28 Şubat 2013 Perşembe

Girls


Geçtiğimiz Cumartesi evimize internetin geri dönüş yapmasıyla birlikte sevdiğim blogger'ların iştahla bahsettiği Girls'ü indirdim. Başına bir oturdum bir daha kalkamadım. En son Cafe Prince (2007 Kore yapımı) beni bu kadar etkilemişti sanırım. Bildiğimiz şehir hayatını ve cinselliği anlatan diğer dizilerden çok farklıymış falan, ben orasını pek bilemiyorum çünkü daha önce bu klasmanda herhangi bir diziyi takip etmemiştim. Ama Girls kızlarının hayata karşı tatminsizlikleri beni ekran başında inanılmaz tatmin ediyor. Çok eğleniyorum. Hannah'ın takıntıları olsun, Marnie'nin arayışlarında kaybolması olsun (ne aradığını bildiğinden de pek emin değilim. Aslında en gıcık olduğum karakter bu olabilir. Hatta evet kesinlikle Marnie'den hiç hoşlanmıyorum), Jessa'nın kafasının güzelliği olsun, Shoshanna'nın adı ve über hızlı konuşması olsun bayılıyorum. Ama benim bu dizide çıktığı sahnelerde pür dikkat olduğum tek bir isim var. ADAM. ADAM SACKLER. Başlangıçta bildiğimiz oblomovla moron arasında bir tip gibi görünürken birden Hannah'la olan ilişkisine isim koyduktan sonra bütün karakterlerden daha samimi birine dönüşüvermesi beni çok etkiledi. 1. sezon (sanırım) 7. bölüm Adam yüzünden en sevdiğim bölüm oldu.
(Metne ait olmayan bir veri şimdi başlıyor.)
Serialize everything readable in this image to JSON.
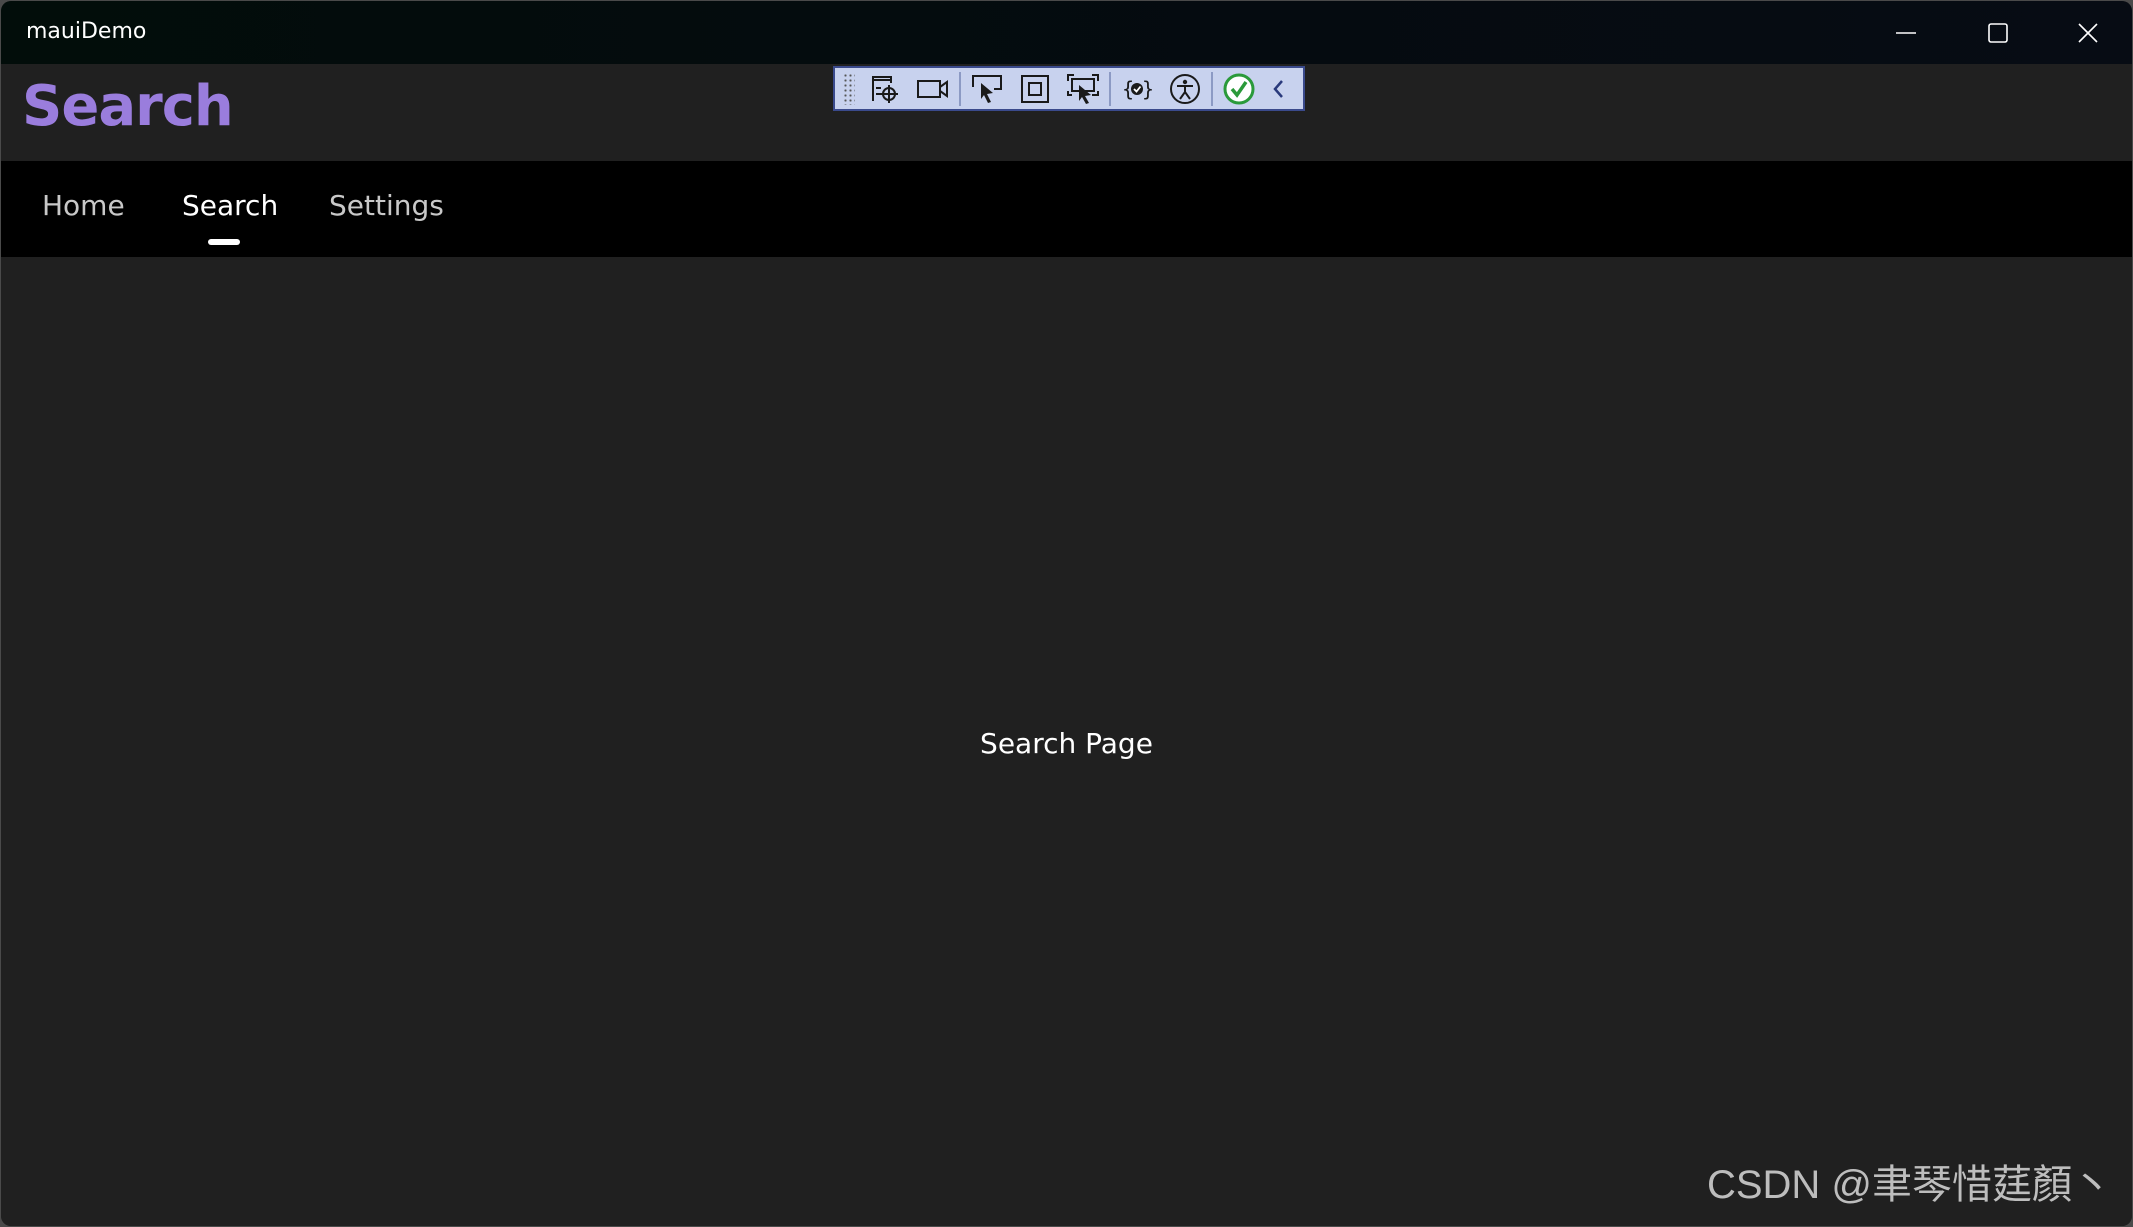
{
  "window": {
    "title": "mauiDemo",
    "controls": {
      "minimize_icon": "minimize-icon",
      "maximize_icon": "maximize-icon",
      "close_icon": "close-icon"
    }
  },
  "header": {
    "title": "Search",
    "title_color": "#9a7ddd"
  },
  "dev_toolbar": {
    "items": [
      {
        "name": "go-to-live-visual-tree",
        "icon": "live-visual-tree-icon"
      },
      {
        "name": "toggle-in-app-recording",
        "icon": "video-camera-icon"
      },
      {
        "name": "select-element",
        "icon": "select-element-icon"
      },
      {
        "name": "display-layout-adorners",
        "icon": "layout-adorner-icon"
      },
      {
        "name": "track-focused-element",
        "icon": "track-focus-icon"
      },
      {
        "name": "binding-failures",
        "icon": "binding-check-icon"
      },
      {
        "name": "accessibility-checker",
        "icon": "accessibility-icon"
      },
      {
        "name": "hot-reload-status",
        "icon": "check-circle-icon"
      },
      {
        "name": "collapse-toolbar",
        "icon": "chevron-left-icon"
      }
    ]
  },
  "tabs": [
    {
      "label": "Home",
      "active": false
    },
    {
      "label": "Search",
      "active": true
    },
    {
      "label": "Settings",
      "active": false
    }
  ],
  "content": {
    "label": "Search Page"
  },
  "watermark": "CSDN @聿琴惜莛顏丶"
}
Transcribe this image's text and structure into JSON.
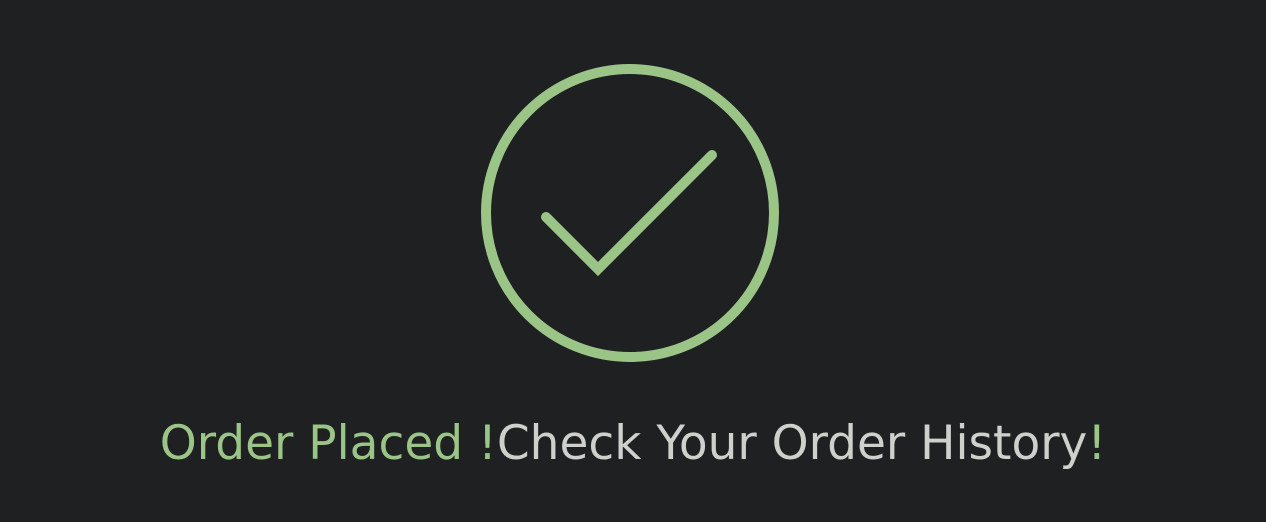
{
  "status": {
    "icon": "check-circle-icon",
    "placed_text": "Order Placed !",
    "history_text": "Check Your Order History",
    "history_bang": "!",
    "accent_color": "#9bc487",
    "text_color": "#cfcfcc",
    "background_color": "#1f2022"
  }
}
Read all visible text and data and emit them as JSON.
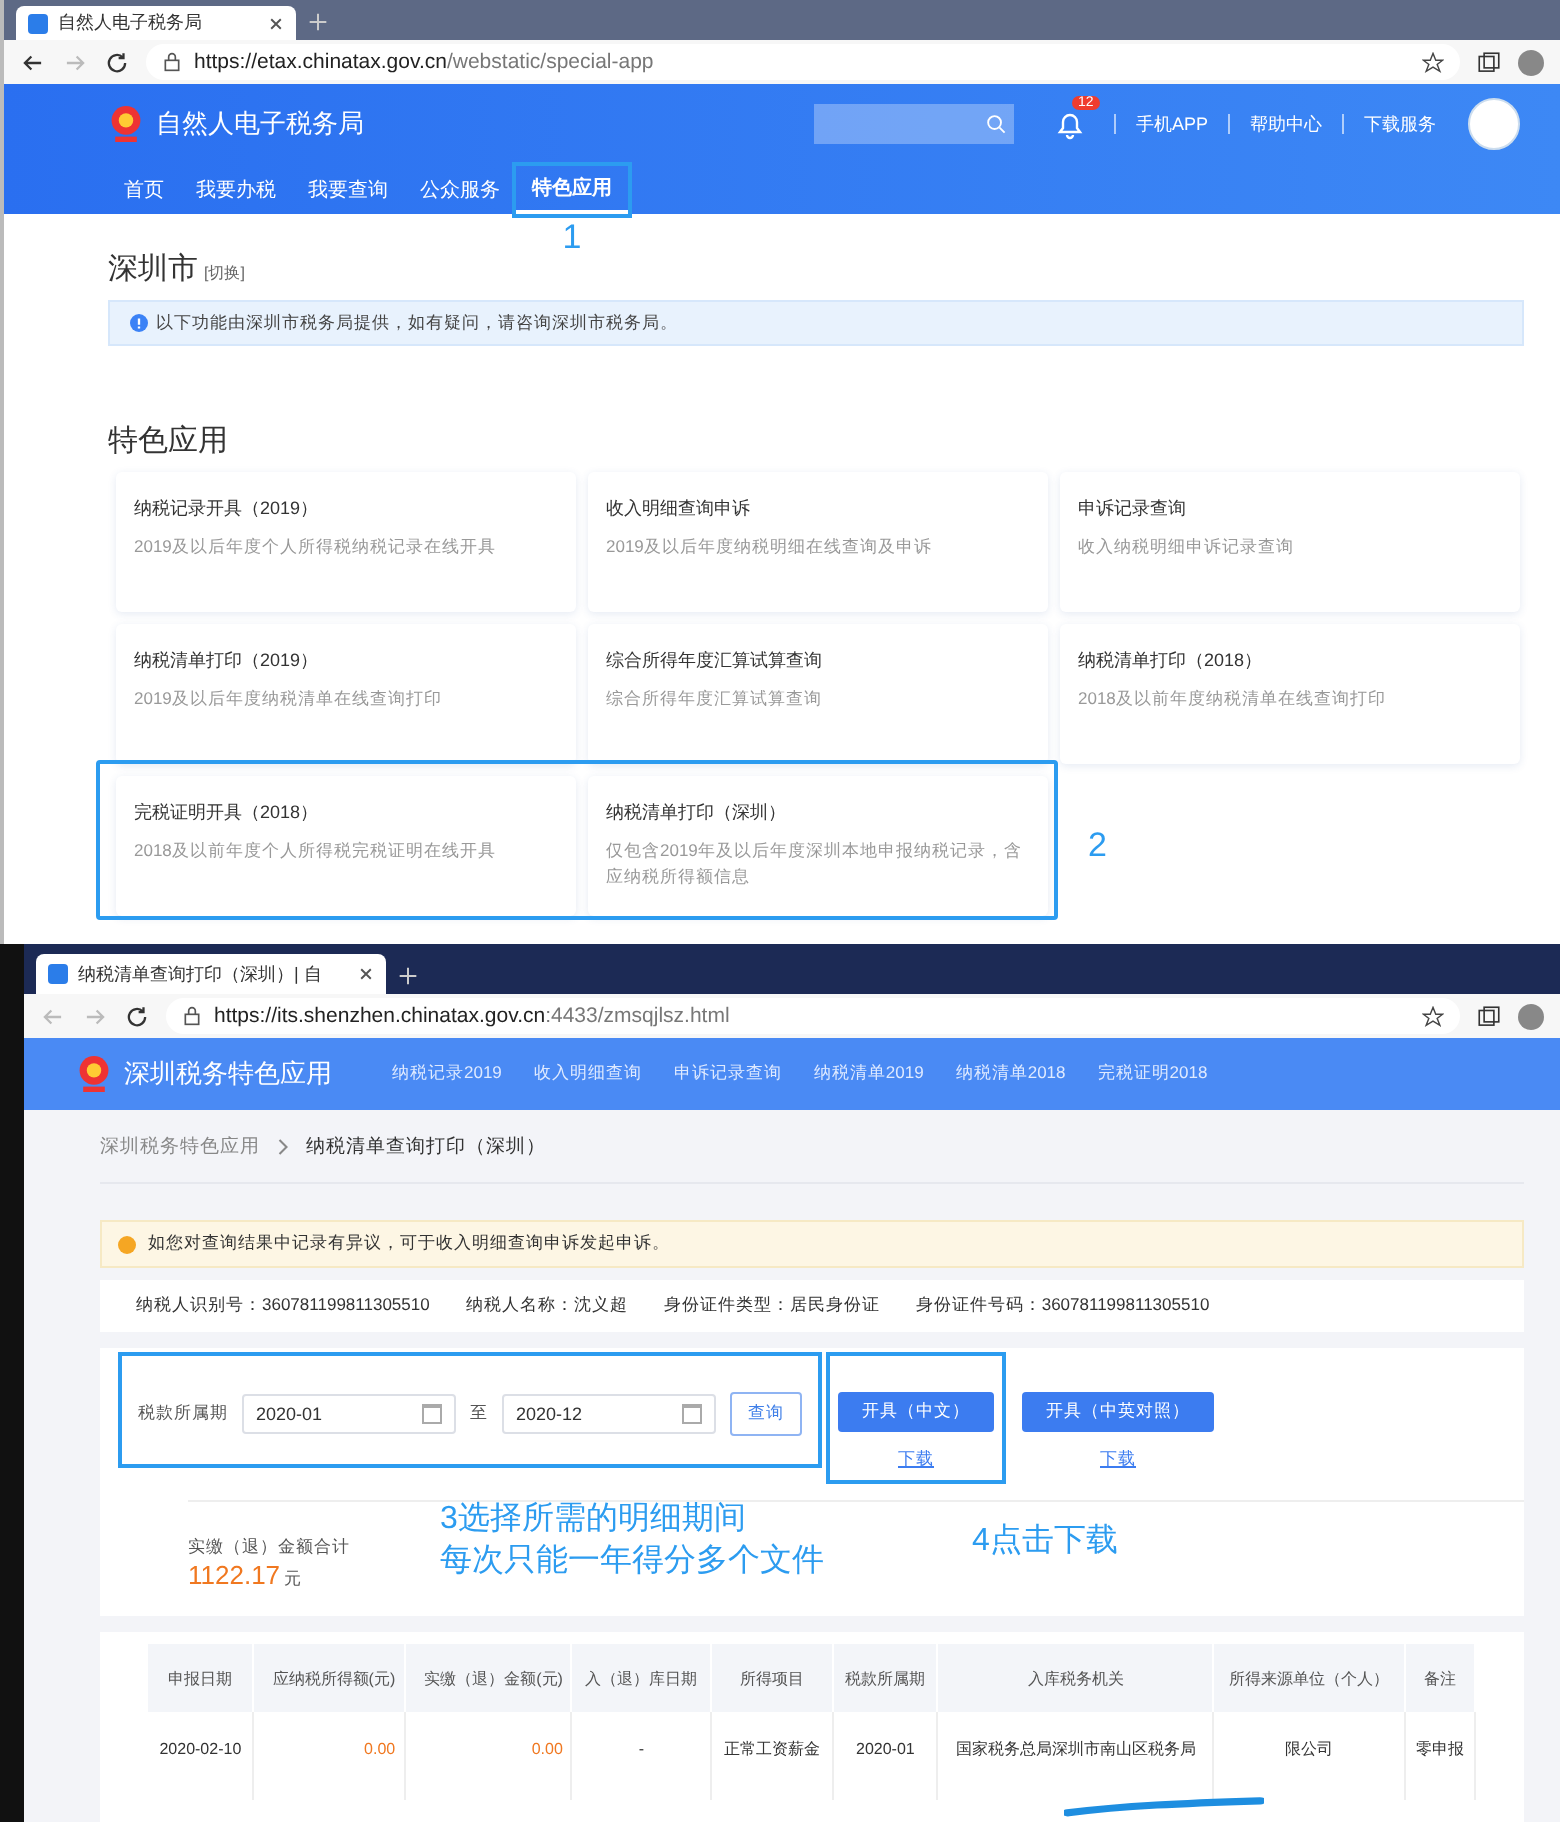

Spoiler vermek istedim ama konuşmayı hatırlayamadığım için veremedim, ama 1. sezon 7. bölümün sonunu izlerken beni hatırlayın:p

İkinci sezonda Hannah'ın bir anda bambaşka bir insan olarak karşımıza çıkması (hayır zayıflamamış, davranış şekli değişmiş) beni biraz dumur etti. Sanki ağzımın tadı bozulmuş gibi hissettim ama her bölüme duyduğum merakta bir azalma yok. Ayrıca hala Adamcıyım. Hannah Adam'a acımasızca davrandıkça resmen benim kalbim kırılıyor. (Bu arada çok mu spoiler veriyorum?) Neyse işte, dizi beni kendine çok değişik bir duygusal bağ ile bağladı. Hiç bahsedilmeyen mesajlar farkediyorum mesela arada. Sanki o mesajı bir tek ben anlamışım gibi kendimi özel hissediyorum falan. Ne saçma ama çok eğlenceli.

İkinci sezonla birlikte Lena Dunham (dizinin baş karakteri, yönetmeni, senaristi vb.) bazı bölümlerin hikayesini başkalarına yazdırmaya başladı ki bu hemen farkediliyor. Yönetmenlik koltuğunu da bir başkasına devretti ama bu bence çok büyük bir fark göstermedi. Lena'dan ricam, her bölümün hikayesini kendisi yazmaya devam etsin. Öylesi çok daha güzel.

Burdan Lena Dunham'ı kendine güvenen yerlerinden öpüyorum.